The first red flag went up when he called me to introduce himself as the boy's coach and informed me of a "mandatory" parent meeting the following week.  Let me stop here and say (if you haven't already figured it out) I'm not a fan having the word "mandatory" thrown at me.  I paid my money for the kid to play tee ball, he'll play whether I come to your stupid meeting or not.  But, the fella offered pizza and I'm not going to miss an opportunity for a free meal.  

Red flag number two: he mentioned that he had spent several years in the Army and was now out and was super excited to teach the boys his brand of tee ball and discipline.  I was hesitant to get my hopes up that this ass would make for good material so I put him on the back burner.  My suspicions were confirmed at this little meeting of his.  The parents were all presented with a three page booklet, complete with clip art, telling us what to expect from his tee ball program.  I couldn't concentrate past the clip art.  No need, he read the letter to us as if we were all drooling idiots.  However, his letter was a grammatical train wreck and I couldn't have understood a word otherwise so his reading it proved to be helpful.  He had prepared a list of important points to discuss with us lowly parents and went through them systematically, checking them off one by one on his iPad.  

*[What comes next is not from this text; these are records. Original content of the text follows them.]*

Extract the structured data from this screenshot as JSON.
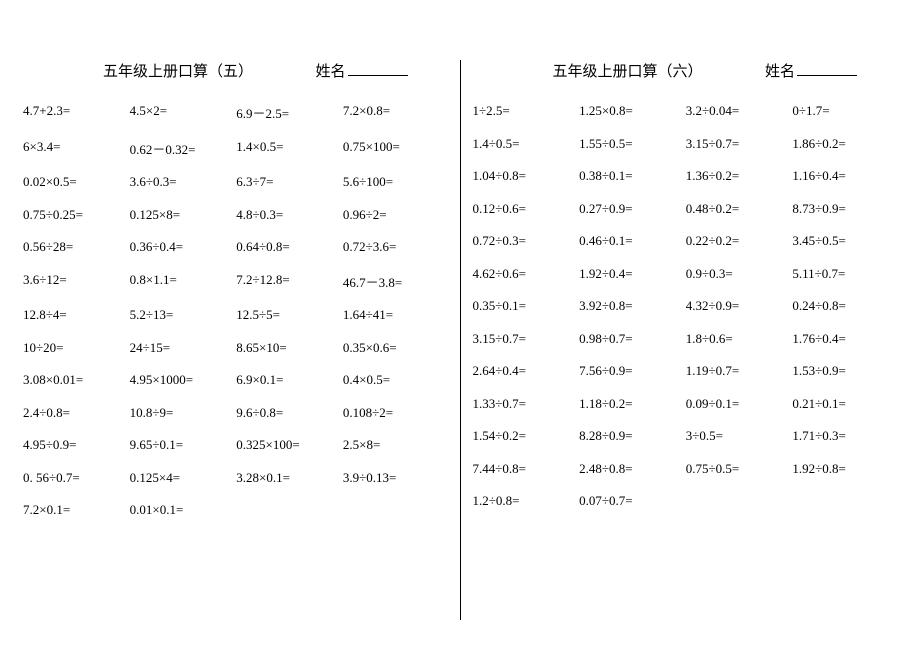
{
  "background_color": "#ffffff",
  "text_color": "#000000",
  "font_family": "SimSun, Times New Roman, serif",
  "body_fontsize": 13,
  "header_fontsize": 15,
  "left": {
    "title": "五年级上册口算（五）",
    "name_label": "姓名",
    "columns": 4,
    "rows": [
      [
        "4.7+2.3=",
        "4.5×2=",
        "6.9－2.5=",
        "7.2×0.8="
      ],
      [
        "6×3.4=",
        "0.62－0.32=",
        "1.4×0.5=",
        "0.75×100="
      ],
      [
        "0.02×0.5=",
        "3.6÷0.3=",
        "6.3÷7=",
        "5.6÷100="
      ],
      [
        "0.75÷0.25=",
        "0.125×8=",
        "4.8÷0.3=",
        "0.96÷2="
      ],
      [
        "0.56÷28=",
        "0.36÷0.4=",
        "0.64÷0.8=",
        "0.72÷3.6="
      ],
      [
        "3.6÷12=",
        "0.8×1.1=",
        "7.2÷12.8=",
        "46.7－3.8="
      ],
      [
        "12.8÷4=",
        "5.2÷13=",
        "12.5÷5=",
        "1.64÷41="
      ],
      [
        "10÷20=",
        "24÷15=",
        "8.65×10=",
        "0.35×0.6="
      ],
      [
        "3.08×0.01=",
        "4.95×1000=",
        "6.9×0.1=",
        "0.4×0.5="
      ],
      [
        "2.4÷0.8=",
        "10.8÷9=",
        "9.6÷0.8=",
        "0.108÷2="
      ],
      [
        "4.95÷0.9=",
        "9.65÷0.1=",
        "0.325×100=",
        "2.5×8="
      ],
      [
        "0. 56÷0.7=",
        "0.125×4=",
        "3.28×0.1=",
        "3.9÷0.13="
      ],
      [
        "7.2×0.1=",
        "0.01×0.1=",
        "",
        ""
      ]
    ]
  },
  "right": {
    "title": "五年级上册口算（六）",
    "name_label": "姓名",
    "columns": 4,
    "rows": [
      [
        "1÷2.5=",
        "1.25×0.8=",
        "3.2÷0.04=",
        "0÷1.7="
      ],
      [
        "1.4÷0.5=",
        "1.55÷0.5=",
        "3.15÷0.7=",
        "1.86÷0.2="
      ],
      [
        "1.04÷0.8=",
        "0.38÷0.1=",
        "1.36÷0.2=",
        "1.16÷0.4="
      ],
      [
        "0.12÷0.6=",
        "0.27÷0.9=",
        "0.48÷0.2=",
        "8.73÷0.9="
      ],
      [
        "0.72÷0.3=",
        "0.46÷0.1=",
        "0.22÷0.2=",
        "3.45÷0.5="
      ],
      [
        "4.62÷0.6=",
        "1.92÷0.4=",
        "0.9÷0.3=",
        "5.11÷0.7="
      ],
      [
        "0.35÷0.1=",
        "3.92÷0.8=",
        "4.32÷0.9=",
        "0.24÷0.8="
      ],
      [
        "3.15÷0.7=",
        "0.98÷0.7=",
        "1.8÷0.6=",
        "1.76÷0.4="
      ],
      [
        "2.64÷0.4=",
        "7.56÷0.9=",
        "1.19÷0.7=",
        "1.53÷0.9="
      ],
      [
        "1.33÷0.7=",
        "1.18÷0.2=",
        "0.09÷0.1=",
        "0.21÷0.1="
      ],
      [
        "1.54÷0.2=",
        "8.28÷0.9=",
        "3÷0.5=",
        "1.71÷0.3="
      ],
      [
        "7.44÷0.8=",
        "2.48÷0.8=",
        "0.75÷0.5=",
        "1.92÷0.8="
      ],
      [
        "1.2÷0.8=",
        "0.07÷0.7=",
        "",
        ""
      ]
    ]
  }
}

While he droned on and on about discipline and "please, no parent interference"  and blah blah blah, I was looking around at his team of misfits.  Fourteen kids make up his tee ball team and not one of them sat in the same spot during the pizza meal.  Some lady lost her kid and frantically searched the park for him during the meeting.  Three kids sat at their seats picking and then eating boogers.  Some wretched kid squirted me with a Capri Sun.  I tripped him up later and he cried to his mother that some lady pushed him down.  Meeting over, time to go home.  R. Lee Tee Ball has his work cut out for him, poor bastard.  

The first practice was a train wreck.  He had no idea how to keep these kids focused on the task at hand: hit ball off tee, make it to first base.  An hour and a half later not one tiny cleat had seen first base.  The last thirty minutes of practice I asked if I could help.  A frustrated tee ball commando told me to "have at it."  I pulled out a pack of gummy life savers and said, "Hey kids!  Hit the ball, run to first base.  I'll meet you there with a gummy."  Five minutes and fourteen gummies later I had made more progress than he did in an hour and a half.  And I left my whistle and iPad at home.  DAMN I'M GOOD!